Larger amounts can be used for harmonic effects. On a three-oscillator synth, for instance, you may be able to tune the three oscillators to a triad, delay the third of the triad by some amount, and delay the fifth by twice as much, producing an arpeggiation on each note.
Drum Kit Multisamples. Many sample playback synths provide special multisamples in which many of the instruments in a percussion setup can be played from the keyboard at the same time. In some instruments these drum kit multisamples can be edited by the user so as to use a different snare or hi-hat, or to bring together all of the samples that will be needed for a given musical project.

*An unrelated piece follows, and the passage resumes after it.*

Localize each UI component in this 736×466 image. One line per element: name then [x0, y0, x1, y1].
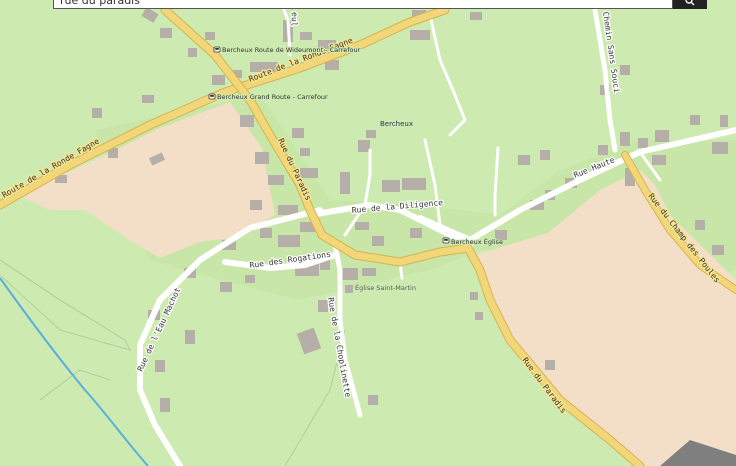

In many synths, drum kit editing goes far beyond selecting drum samples for individual notes on the keyboard. You may also be able to tune the samples individually, give each key its own filter settings and panning, send specific drums to specific effects buses, and so on. (Effects busing is covered in Chapter Nine.)
Hi-hat groups are an important feature in drum kit programming. Other terms used for the same feature include “exclusive channels” and “mute groups,” but the feature dates back to early drum machines, when it was used exclusively for the hi-hat voices. In a real trap set, the hi-hat (a pair of cymbals on a pedal-operated stand) can be open or closed, and can be either struck with a drumstick or brought closed by pressing the pedal. If the hi-hat is struck while open and is then closed with the pedal, the open sound, in which the cymbals ring for some period of time, is abruptly cut off. To simulate this, synthesizers and drum machines allow two or more keys playing separate hi-hat samples to be assigned to the same voice channel. (Voice channels are discussed in Chapter Three.) When the musician triggers the closed hi-hat sample, it will cut off the playback of the open hi-hat sample.
Your synth may provide several independent hi-hat groups. If it does, try assigning other types of semi-sustained percussion sounds to these groups and experiment with the kinds of rhythmic effects you can create.